Job interviews – part 2
The next company that I got myself an interview with was one of the largest videogame publishers in Japan. Their videogames had an expansive variety of genres – from RPG, action, sports, horror, music, dance, to card games. They had sales & marketing operation offices in Europe, Asia, and North America, and the International Sales Department at the Tokyo HQ worked as the central hub and the liaison between overseas and Japan. They were high-flying with hit after hit, and their stock price was soaring. The HQ office occupied a floor of one of the fanciest high-rise building in central Tokyo. I dreamed about strutting the street in heels that I might be able to afford once I got the job.

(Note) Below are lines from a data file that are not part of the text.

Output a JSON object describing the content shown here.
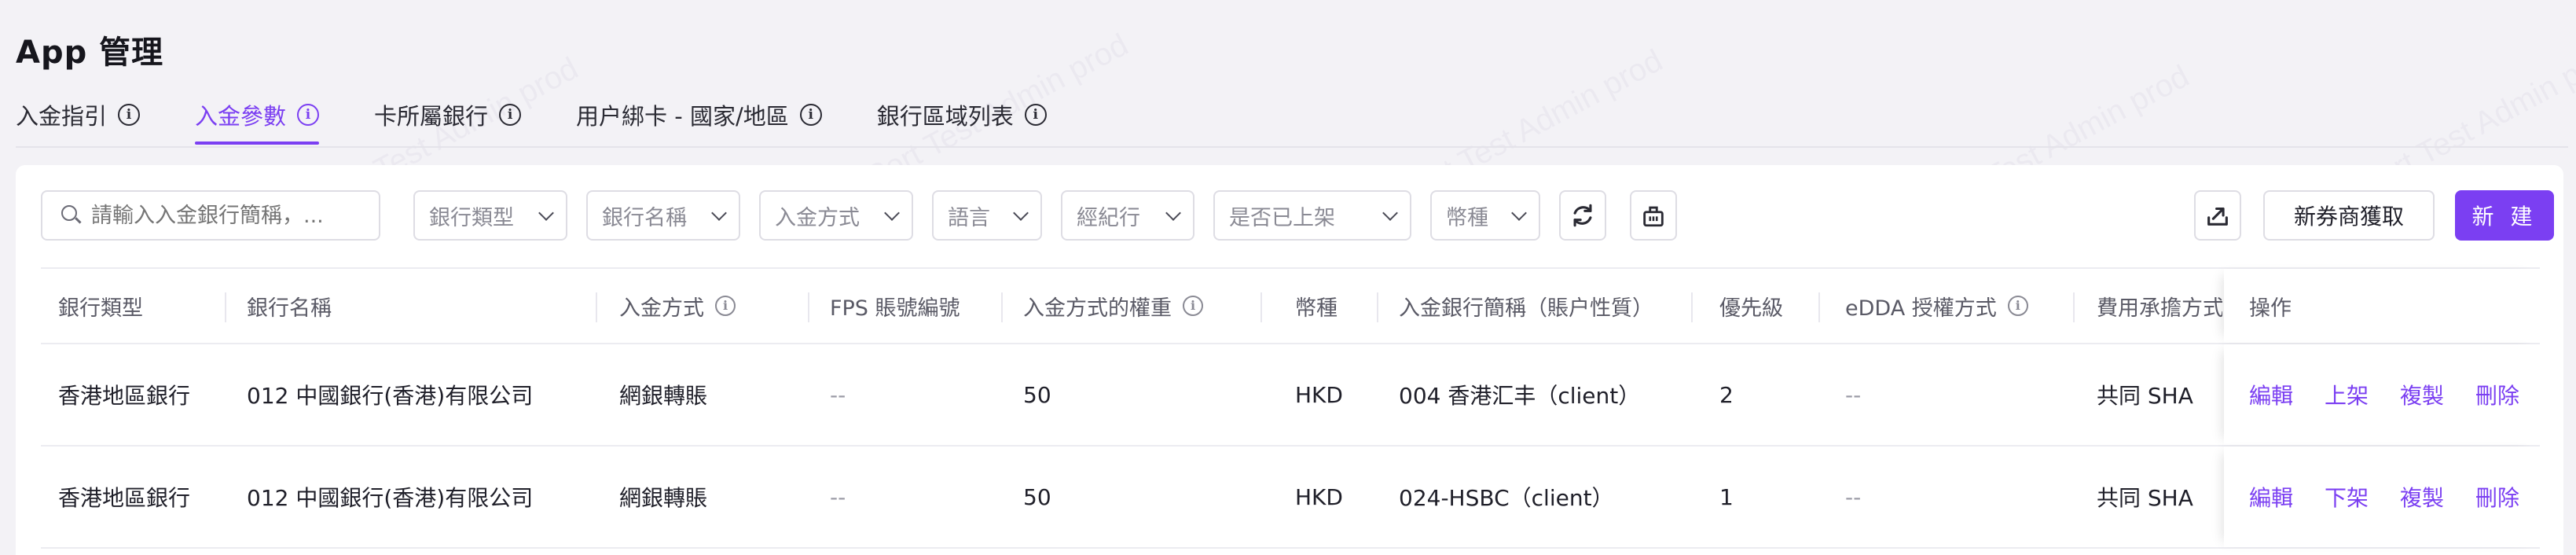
{
  "page": {
    "title": "App 管理"
  },
  "tabs": [
    {
      "label": "入金指引"
    },
    {
      "label": "入金參數"
    },
    {
      "label": "卡所屬銀行"
    },
    {
      "label": "用户綁卡 - 國家/地區"
    },
    {
      "label": "銀行區域列表"
    }
  ],
  "filters": {
    "search_placeholder": "請輸入入金銀行簡稱，...",
    "bank_type": "銀行類型",
    "bank_name": "銀行名稱",
    "deposit_method": "入金方式",
    "language": "語言",
    "broker": "經紀行",
    "listed": "是否已上架",
    "currency": "幣種"
  },
  "actions": {
    "export_icon": "export-icon",
    "new_broker_fetch": "新券商獲取",
    "create": "新 建"
  },
  "table": {
    "headers": {
      "bank_type": "銀行類型",
      "bank_name": "銀行名稱",
      "deposit_method": "入金方式",
      "fps_account": "FPS 賬號編號",
      "method_weight": "入金方式的權重",
      "currency": "幣種",
      "bank_short": "入金銀行簡稱（賬户性質）",
      "priority": "優先級",
      "edda_auth": "eDDA 授權方式",
      "fee_bearer": "費用承擔方式",
      "operations": "操作"
    },
    "rows": [
      {
        "bank_type": "香港地區銀行",
        "bank_name": "012 中國銀行(香港)有限公司",
        "deposit_method": "網銀轉賬",
        "fps_account": "--",
        "method_weight": "50",
        "currency": "HKD",
        "bank_short": "004 香港汇丰（client）",
        "priority": "2",
        "edda_auth": "--",
        "fee_bearer": "共同 SHA",
        "ops": {
          "edit": "編輯",
          "toggle": "上架",
          "copy": "複製",
          "delete": "刪除"
        }
      },
      {
        "bank_type": "香港地區銀行",
        "bank_name": "012 中國銀行(香港)有限公司",
        "deposit_method": "網銀轉賬",
        "fps_account": "--",
        "method_weight": "50",
        "currency": "HKD",
        "bank_short": "024-HSBC（client）",
        "priority": "1",
        "edda_auth": "--",
        "fee_bearer": "共同 SHA",
        "ops": {
          "edit": "編輯",
          "toggle": "下架",
          "copy": "複製",
          "delete": "刪除"
        }
      }
    ]
  },
  "watermark": "LongPort Test Admin prod",
  "colors": {
    "accent": "#7b3ff2",
    "background": "#f3f2f6"
  }
}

After passing the personality test and an English test, I visited the HQ office for an interview with the senior managers of the International Sales Department. When I got off the elevator and entered the reception space, I was welcomed by living humans this time. There were three young women of their early 20s, all beautiful, wearing the same pastel blue suits with a matching color chiffon scarf tied around their long, white necks. Their smile was as impeccable as their make-up. I told them I had an interview, and they led me to one of the meeting rooms adjacent to the reception floor.

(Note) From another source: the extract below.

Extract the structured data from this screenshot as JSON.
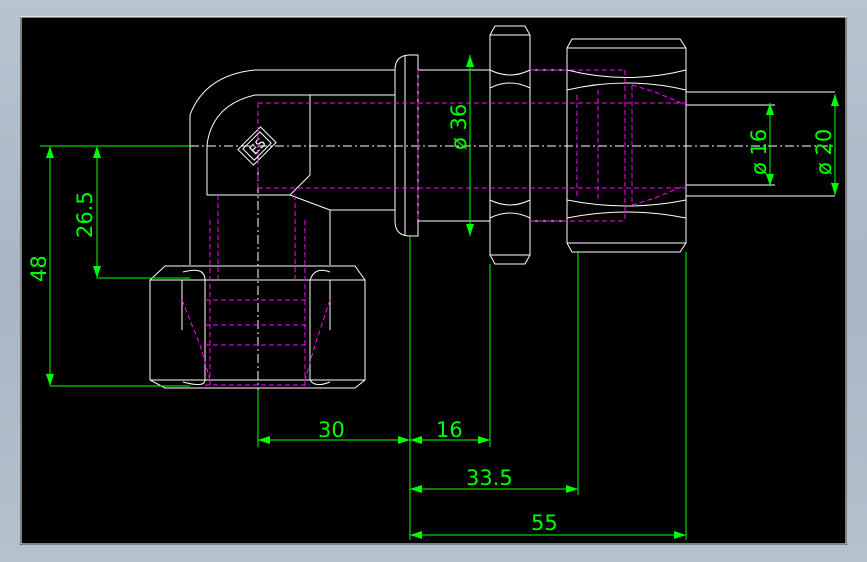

Two business casual-attired middle-aged men interviewed me. The questions were perfunctory and brief. I worried if they had no interest in me, but I was called for the final interview with the head of the department a few days later. Short, balding, and unsmiling, the department head was a little more intimidating than the senior managers. But I was used to interviews by then and smoothly answered all his questions until he asked me if I was interested in working in overseas offices. To express my commitment to the job, I said yes, with great enthusiasm. “You will miss the marriageable years,” he said, “you will work in HQ for a few years, then overseas for another few years. By the time you come back to Japan, you are almost thirty.” He said this stone-faced, seemingly oblivious of sexism in his remark. Contrarily, his expression suggested he was “kindly” warning me of the job’s interference with my private life. Would he have offered the same kindness to male candidates, though? Probably not.
His reply threw me off balance, but I pulled myself together, smiled, and nodded along. I got the job.